Girls Guy Slams "Wild" Judge
Girls Gone Wild mastermind Joe Francis remained in the wild Thursday, refusing a federal judge's order to surrender to U.S. marshals.
Francis failed to turn himself in by the noon deadline set by Panama City, Florida-based U.S. District Judge Richard Smoak, according to a court clerk. The justice had ordered Francis incarcerated for contempt of court, following an obscenity-laced tirade during settlement talks that fell through in a federal lawsuit.
Smoak had vowed to issue a warrant if 34-year-old soft-porn purveyor didn't show, but the court clerk said that as of closing time, no warrant was issued.
Either way, Francis' camp says he has no intention of turning himself in. Ronn Torossian, a spokesman for Francis' Mantra Films, called Smoak's order an example of "judges gone wild."
"We've all seen crazy Florida judges like in the Anna Nicole case but this one takes the cake. This case is about a number of girls who said they were 18 who lied about their ages and more than that there are no criminal allegations here," the rep told E! Online. "This is a civil court matter."
The guy behind such racy mail-order DVDs as Girls Gone Wild: Ultimate Spring Break and Girls Gone Wild: Dormroom Fantasies, was sued in 2003 by seven underage girls who claim they were wrongfully exploited in his lucrative Girls Gone Wild videos—a claim Torossian likened to "extortion."
He also blasted Smoak's objectivity in the case, asserting the judge's ties as a former law partner of plaintiffs' attorney Ross McCloy Jr. has made him biased in favor of the women.
According to the Panama City News Herald, Francis initially earned the judge's wrath by unleashing a string of expletives and threats at the plaintiffs' lawyers as both sides were about to enter into two days of mediation on Mar. 21. In Smoak's view, his outburst flouted the court's mandate to negotiate in good faith.

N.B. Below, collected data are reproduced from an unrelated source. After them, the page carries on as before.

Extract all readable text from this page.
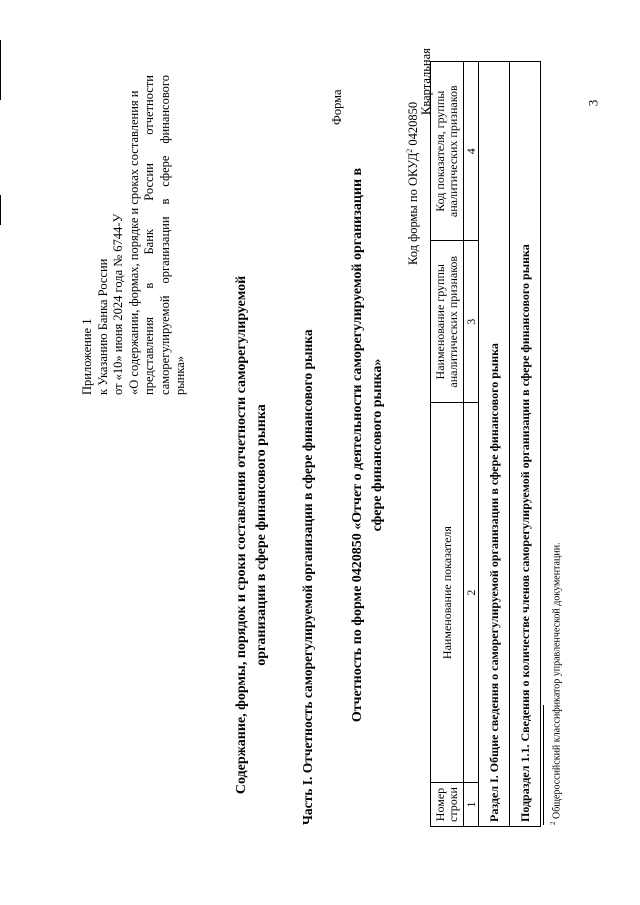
3
Приложение 1 к Указанию Банка России от «10» июня 2024 года № 6744-У «О содержании, формах, порядке и сроках составления и представления в Банк России отчетности саморегулируемой организации в сфере финансового рынка»	Содержание, формы, порядок и сроки составления отчетности саморегулируемой организации в сфере финансового рынка
Форма
Часть I. Отчетность саморегулируемой организации в сфере финансового рынка	Отчетность по форме 0420850 «Отчет о деятельности саморегулируемой организации в сфере финансового рынка»
Код формы по ОКУД$^2$ 0420850
Квартальная
Номер строки	Наименование показателя	Наименование группы аналитических признаков	Код показателя, группы аналитических признаков
1	2	3	4
Раздел I. Общие сведения о саморегулируемой организации в сфере финансового рынка			
Подраздел 1.1. Сведения о количестве членов саморегулируемой организации в сфере финансового рынка			
$^2$ Общероссийский классификатор управленческой документации.
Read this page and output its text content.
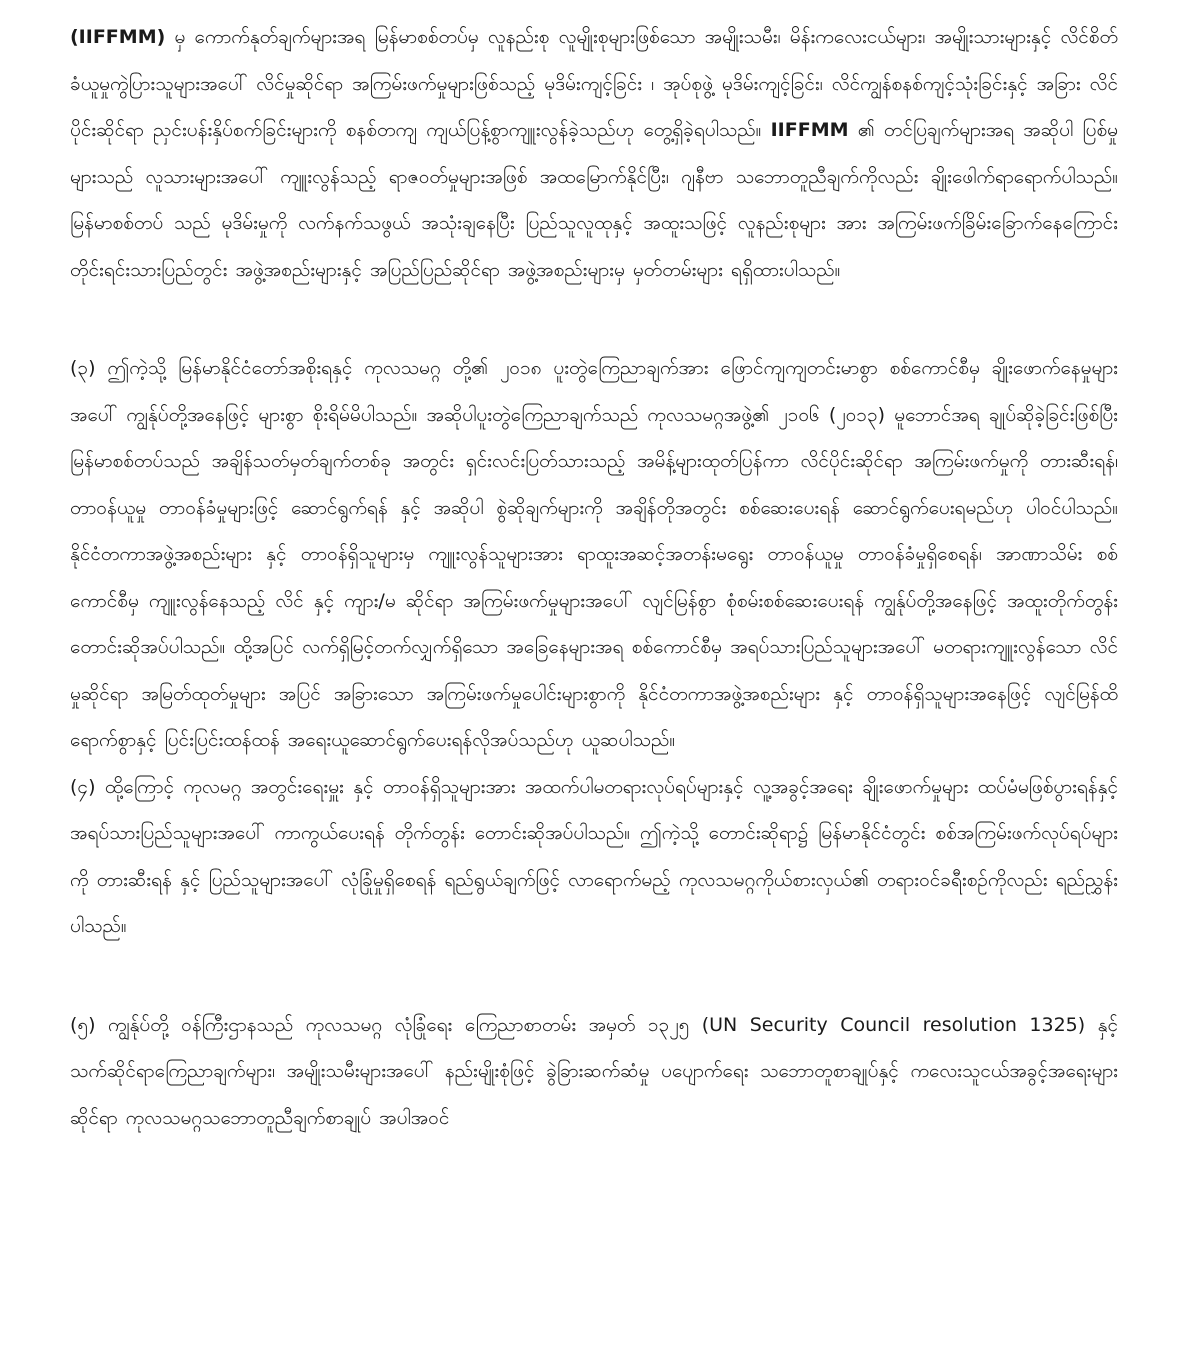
(IIFFMM) မှ ကောက်နုတ်ချက်များအရ မြန်မာစစ်တပ်မှ လူနည်းစု လူမျိုးစုများဖြစ်သော အမျိုးသမီး၊ မိန်းကလေးငယ်များ၊ အမျိုးသားများနှင့် လိင်စိတ်ခံယူမှုကွဲပြားသူများအပေါ် လိင်မှုဆိုင်ရာ အကြမ်းဖက်မှုများဖြစ်သည့် မုဒိမ်းကျင့်ခြင်း ၊ အုပ်စုဖွဲ့ မုဒိမ်းကျင့်ခြင်း၊ လိင်ကျွန်စနစ်ကျင့်သုံးခြင်းနှင့် အခြား လိင်ပိုင်းဆိုင်ရာ ညှင်းပန်းနှိပ်စက်ခြင်းများကို စနစ်တကျ ကျယ်ပြန့်စွာကျူးလွန်ခဲ့သည်ဟု တွေ့ရှိခဲ့ရပါသည်။ IIFFMM ၏ တင်ပြချက်များအရ အဆိုပါ ပြစ်မှုများသည် လူသားများအပေါ် ကျူးလွန်သည့် ရာဇဝတ်မှုများအဖြစ် အထမြောက်နိုင်ပြီး၊ ဂျနီဗာ သဘောတူညီချက်ကိုလည်း ချိုးဖေါက်ရာရောက်ပါသည်။ မြန်မာစစ်တပ် သည် မုဒိမ်းမှုကို လက်နက်သဖွယ် အသုံးချနေပြီး ပြည်သူလူထုနှင့် အထူးသဖြင့် လူနည်းစုများ အား အကြမ်းဖက်ခြိမ်းခြောက်နေကြောင်း တိုင်းရင်းသားပြည်တွင်း အဖွဲ့အစည်းများနှင့် အပြည်ပြည်ဆိုင်ရာ အဖွဲ့အစည်းများမှ မှတ်တမ်းများ ရရှိထားပါသည်။

(၃) ဤကဲ့သို့ မြန်မာနိုင်ငံတော်အစိုးရနှင့် ကုလသမဂ္ဂ တို့၏ ၂၀၁၈ ပူးတွဲကြေညာချက်အား ဖြောင်ကျကျတင်းမာစွာ စစ်ကောင်စီမှ ချိုးဖောက်နေမှုများအပေါ် ကျွန်ုပ်တို့အနေဖြင့် များစွာ စိုးရိမ်မိပါသည်။ အဆိုပါပူးတွဲကြေညာချက်သည် ကုလသမဂ္ဂအဖွဲ့၏ ၂၁၀၆ (၂၀၁၃) မူဘောင်အရ ချုပ်ဆိုခဲ့ခြင်းဖြစ်ပြီး မြန်မာစစ်တပ်သည် အချိန်သတ်မှတ်ချက်တစ်ခု အတွင်း ရှင်းလင်းပြတ်သားသည့် အမိန့်များထုတ်ပြန်ကာ လိင်ပိုင်းဆိုင်ရာ အကြမ်းဖက်မှုကို တားဆီးရန်၊ တာဝန်ယူမှု တာဝန်ခံမှုများဖြင့် ဆောင်ရွက်ရန် နှင့် အဆိုပါ စွဲဆိုချက်များကို အချိန်တိုအတွင်း စစ်ဆေးပေးရန် ဆောင်ရွက်ပေးရမည်ဟု ပါဝင်ပါသည်။ နိုင်ငံတကာအဖွဲ့အစည်းများ နှင့် တာဝန်ရှိသူများမှ ကျူးလွန်သူများအား ရာထူးအဆင့်အတန်းမရွေး တာဝန်ယူမှု တာဝန်ခံမှုရှိစေရန်၊ အာဏာသိမ်း စစ်ကောင်စီမှ ကျူးလွန်နေသည့် လိင် နှင့် ကျား/မ ဆိုင်ရာ အကြမ်းဖက်မှုများအပေါ် လျင်မြန်စွာ စုံစမ်းစစ်ဆေးပေးရန် ကျွန်ုပ်တို့အနေဖြင့် အထူးတိုက်တွန်းတောင်းဆိုအပ်ပါသည်။ ထို့အပြင် လက်ရှိမြင့်တက်လျှက်ရှိသော အခြေနေများအရ စစ်ကောင်စီမှ အရပ်သားပြည်သူများအပေါ် မတရားကျူးလွန်သော လိင်မှုဆိုင်ရာ အမြတ်ထုတ်မှုများ အပြင် အခြားသော အကြမ်းဖက်မှုပေါင်းများစွာကို နိုင်ငံတကာအဖွဲ့အစည်းများ နှင့် တာဝန်ရှိသူများအနေဖြင့် လျင်မြန်ထိရောက်စွာနှင့် ပြင်းပြင်းထန်ထန် အရေးယူဆောင်ရွက်ပေးရန်လိုအပ်သည်ဟု ယူဆပါသည်။

(၄) ထို့ကြောင့် ကုလမဂ္ဂ အတွင်းရေးမှူး နှင့် တာဝန်ရှိသူများအား အထက်ပါမတရားလုပ်ရပ်များနှင့် လူ့အခွင့်အရေး ချိုးဖောက်မှုများ ထပ်မံမဖြစ်ပွားရန်နှင့် အရပ်သားပြည်သူများအပေါ် ကာကွယ်ပေးရန် တိုက်တွန်း တောင်းဆိုအပ်ပါသည်။ ဤကဲ့သို့ တောင်းဆိုရာ၌ မြန်မာနိုင်ငံတွင်း စစ်အကြမ်းဖက်လုပ်ရပ်များကို တားဆီးရန် နှင့် ပြည်သူများအပေါ် လုံခြုံမှုရှိစေရန် ရည်ရွယ်ချက်ဖြင့် လာရောက်မည့် ကုလသမဂ္ဂကိုယ်စားလှယ်၏ တရားဝင်ခရီးစဉ်ကိုလည်း ရည်ညွှန်းပါသည်။

(၅) ကျွန်ုပ်တို့ ဝန်ကြီးဌာနသည် ကုလသမဂ္ဂ လုံခြုံရေး ကြေညာစာတမ်း အမှတ် ၁၃၂၅ (UN Security Council resolution 1325) နှင့် သက်ဆိုင်ရာကြေညာချက်များ၊ အမျိုးသမီးများအပေါ် နည်းမျိုးစုံဖြင့် ခွဲခြားဆက်ဆံမှု ပပျောက်ရေး သဘောတူစာချုပ်နှင့် ကလေးသူငယ်အခွင့်အရေးများဆိုင်ရာ ကုလသမဂ္ဂသဘောတူညီချက်စာချုပ် အပါအဝင်
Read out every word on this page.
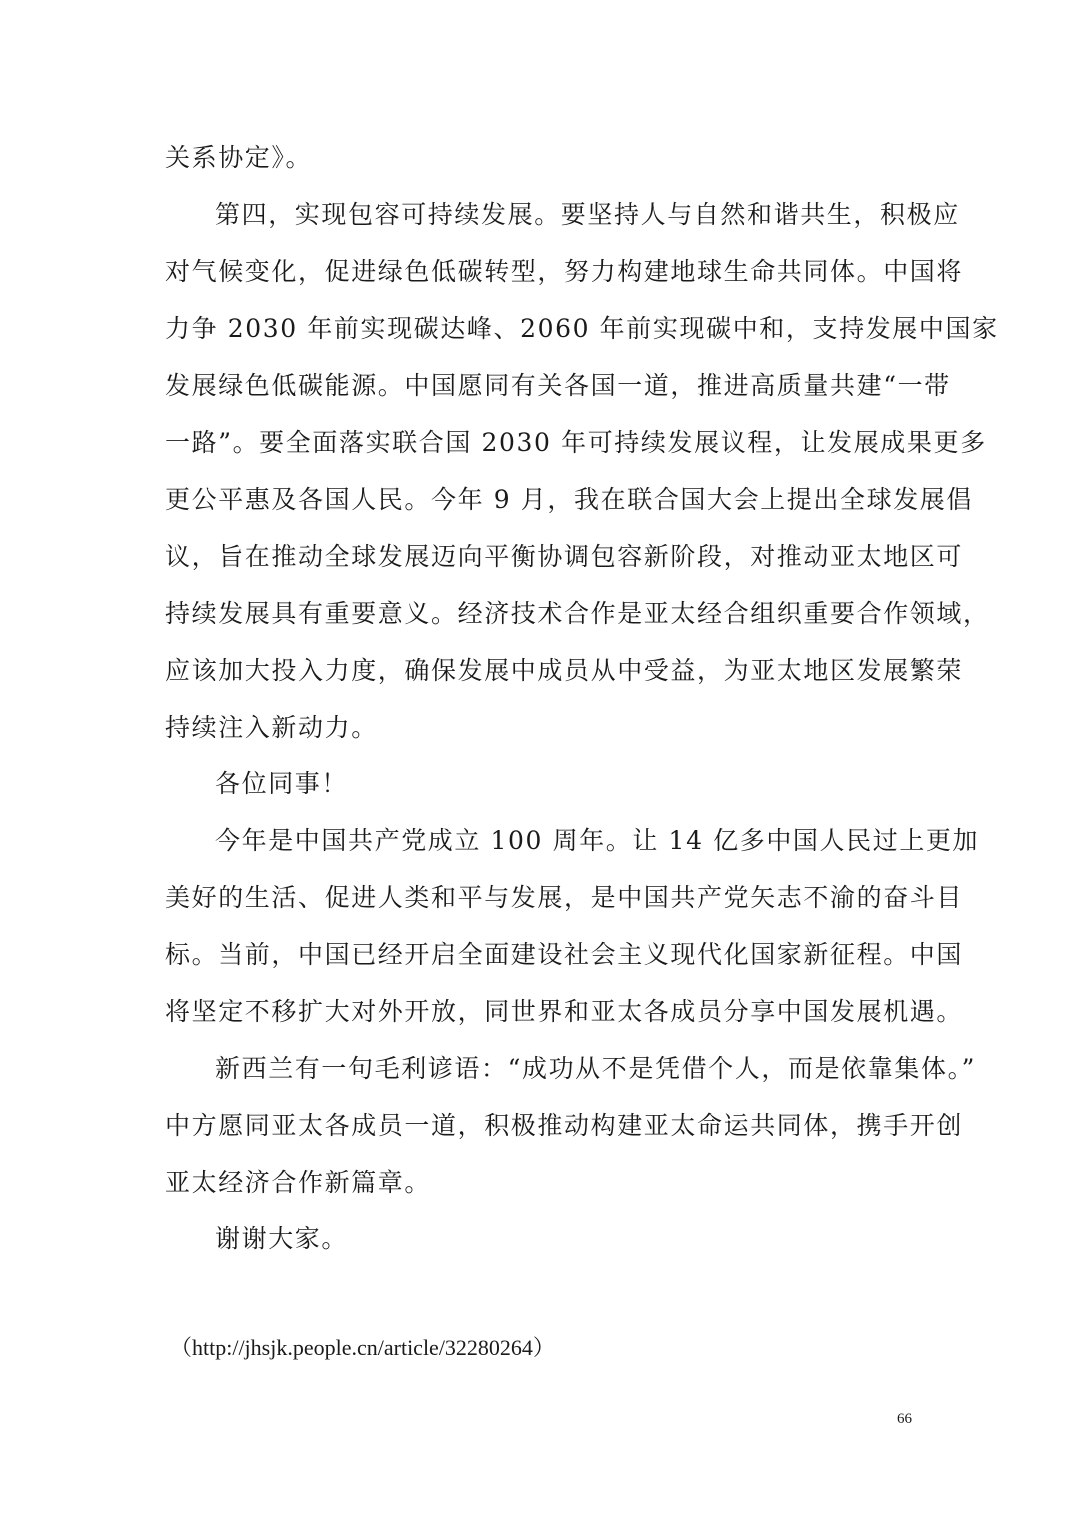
关系协定》。
第四，实现包容可持续发展。要坚持人与自然和谐共生，积极应
对气候变化，促进绿色低碳转型，努力构建地球生命共同体。中国将
力争 2030 年前实现碳达峰、2060 年前实现碳中和，支持发展中国家
发展绿色低碳能源。中国愿同有关各国一道，推进高质量共建“一带
一路”。要全面落实联合国 2030 年可持续发展议程，让发展成果更多
更公平惠及各国人民。今年 9 月，我在联合国大会上提出全球发展倡
议，旨在推动全球发展迈向平衡协调包容新阶段，对推动亚太地区可
持续发展具有重要意义。经济技术合作是亚太经合组织重要合作领域，
应该加大投入力度，确保发展中成员从中受益，为亚太地区发展繁荣
持续注入新动力。
各位同事！
今年是中国共产党成立 100 周年。让 14 亿多中国人民过上更加
美好的生活、促进人类和平与发展，是中国共产党矢志不渝的奋斗目
标。当前，中国已经开启全面建设社会主义现代化国家新征程。中国
将坚定不移扩大对外开放，同世界和亚太各成员分享中国发展机遇。
新西兰有一句毛利谚语：“成功从不是凭借个人，而是依靠集体。”
中方愿同亚太各成员一道，积极推动构建亚太命运共同体，携手开创
亚太经济合作新篇章。
谢谢大家。
（http://jhsjk.people.cn/article/32280264）
66
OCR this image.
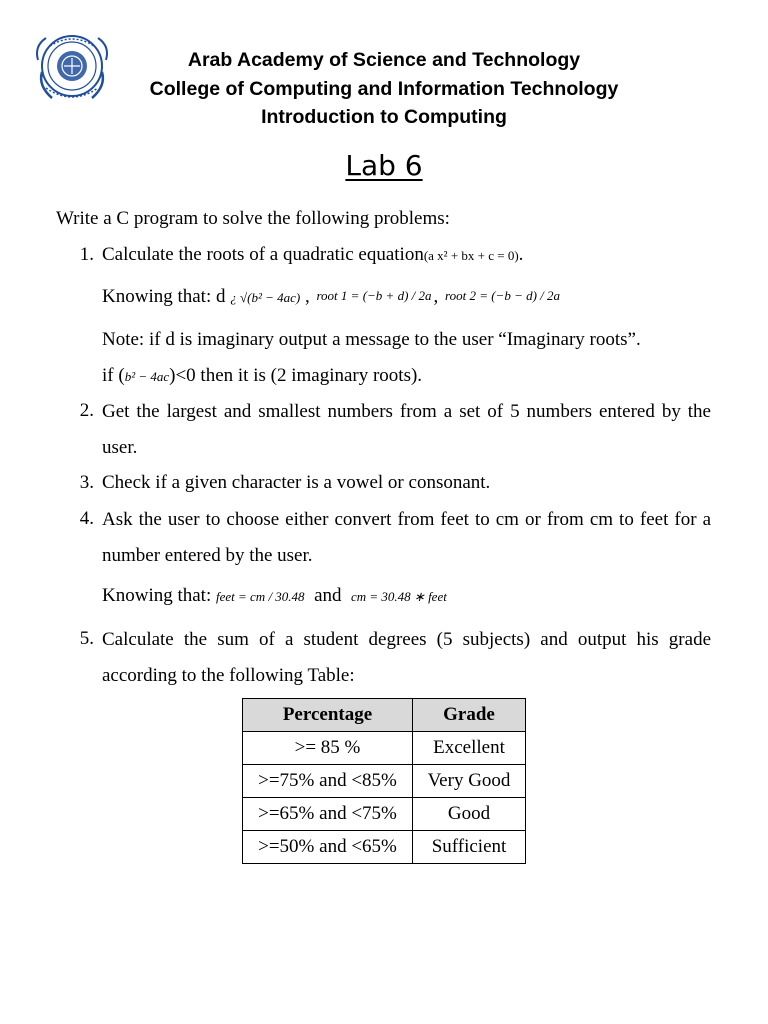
Arab Academy of Science and Technology
College of Computing and Information Technology
Introduction to Computing
Lab 6
Write a C program to solve the following problems:
1. Calculate the roots of a quadratic equation(a x² + bx + c = 0).
Knowing that: d ¿ √(b² − 4ac) , root 1 = (−b + d) / 2a , root 2 = (−b − d) / 2a
Note: if d is imaginary output a message to the user “Imaginary roots”.
if (b² − 4ac)<0 then it is (2 imaginary roots).
2. Get the largest and smallest numbers from a set of 5 numbers entered by the user.
3. Check if a given character is a vowel or consonant.
4. Ask the user to choose either convert from feet to cm or from cm to feet for a number entered by the user.
Knowing that: feet = cm / 30.48 and cm = 30.48 ∗ feet
5. Calculate the sum of a student degrees (5 subjects) and output his grade according to the following Table:
Percentage	Grade
>= 85 %	Excellent
>=75% and <85%	Very Good
>=65% and <75%	Good
>=50% and <65%	Sufficient
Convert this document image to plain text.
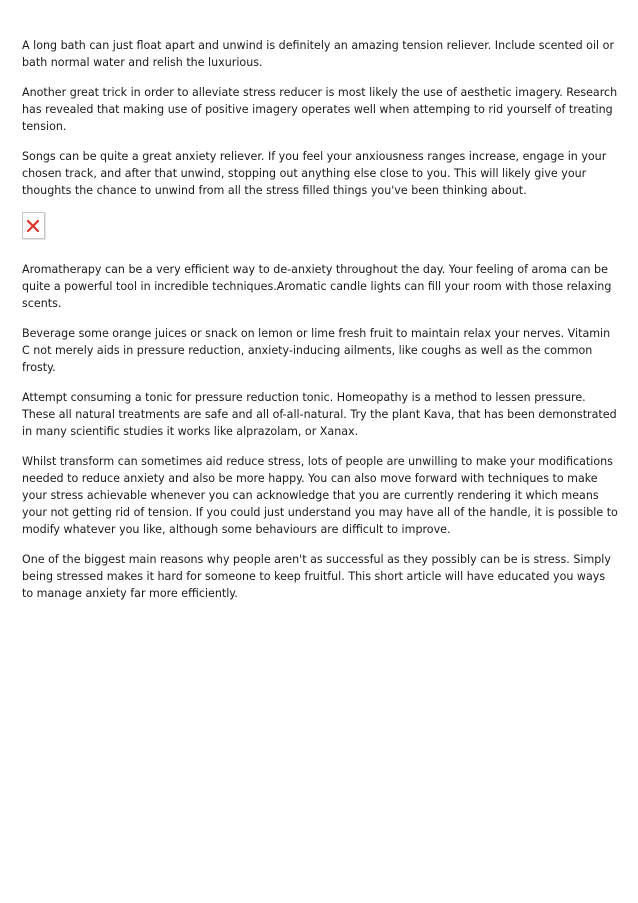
A long bath can just float apart and unwind is definitely an amazing tension reliever. Include scented oil or bath normal water and relish the luxurious.

Another great trick in order to alleviate stress reducer is most likely the use of aesthetic imagery. Research has revealed that making use of positive imagery operates well when attemping to rid yourself of treating tension.

Songs can be quite a great anxiety reliever. If you feel your anxiousness ranges increase, engage in your chosen track, and after that unwind, stopping out anything else close to you. This will likely give your thoughts the chance to unwind from all the stress filled things you've been thinking about.

Aromatherapy can be a very efficient way to de-anxiety throughout the day. Your feeling of aroma can be quite a powerful tool in incredible techniques.Aromatic candle lights can fill your room with those relaxing scents.

Beverage some orange juices or snack on lemon or lime fresh fruit to maintain relax your nerves. Vitamin C not merely aids in pressure reduction, anxiety-inducing ailments, like coughs as well as the common frosty.

Attempt consuming a tonic for pressure reduction tonic. Homeopathy is a method to lessen pressure. These all natural treatments are safe and all of-all-natural. Try the plant Kava, that has been demonstrated in many scientific studies it works like alprazolam, or Xanax.

Whilst transform can sometimes aid reduce stress, lots of people are unwilling to make your modifications needed to reduce anxiety and also be more happy. You can also move forward with techniques to make your stress achievable whenever you can acknowledge that you are currently rendering it which means your not getting rid of tension. If you could just understand you may have all of the handle, it is possible to modify whatever you like, although some behaviours are difficult to improve.

One of the biggest main reasons why people aren't as successful as they possibly can be is stress. Simply being stressed makes it hard for someone to keep fruitful. This short article will have educated you ways to manage anxiety far more efficiently.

At a hearing last week, the judge found Francis in contempt and ordered him jailed until he was willing to play nice. Smoak also ordered Francis to cover plaintiffs' expenses for the scotched mediation.
Smoak temporarily suspended his contempt finding over the weekend after Francis agreed to resolve the lawsuit. But the proposed deal fell through—when Francis tried to change the terms—and Smoak blew his stack.
"He may have snookered us and gotten out Saturday," the judge declared, per the News Herald. "But he's coming back."
Smoak even suggested that Francis agreed to the initial settlement simply to get out of Panama City "to go to a ballgame." (Francis reportedly attended the Final Four NCAA basketball games Saturday night in Atlanta before flying to Miami to go clubbing.)
Torossian, meanwhile, didn't specifically deny the tirade, instead noting that Francis has never sat in the room with the girls' lawyers at any time in the case.
The Mantra publicist also claimed that Smoak had no legal justification for giving Francis the settle-or-go-to-jail ultimatum.
"To threaten someone with jail over a civil case is unheard of," he said, adding, "We've negotiated in good faith continually."
Torossian said Francis declined to turn himself in on Thursday until an emergency motion is taken up by the 11th Circuit Court of Appeal in Atlanta. A ruling is expected Friday.
As for whether both sides will resume the aborted mediation, the rep indicated Francis was preparing for a fight.
"Joe wants his day in court where he will show that these girls are liars and illustrate that their dishonesty has caused damage to his company," said Torossian.
By now, Francis knows his way around a courtroom.
Francis pleaded guilty in December to federal criminal charges of failing to monitor the ages of the women in his videos following a 2003 shoot that included two 17-year-olds baring their breasts. He was sentenced to community service and ordered to personally pay $1.6 million in fines and publicly acknowledge wrongdoing. Mantra was fined an additional $2.1 million. He and his business empire copped a guilty plea to similar offenses in U.S. District Court in Los Angeles in January.
Francis still faces state felony counts in Pensacola, Florida, for allegedly using underage performers in his DVDs, charges that could land him up to 40 years in prison if convicted.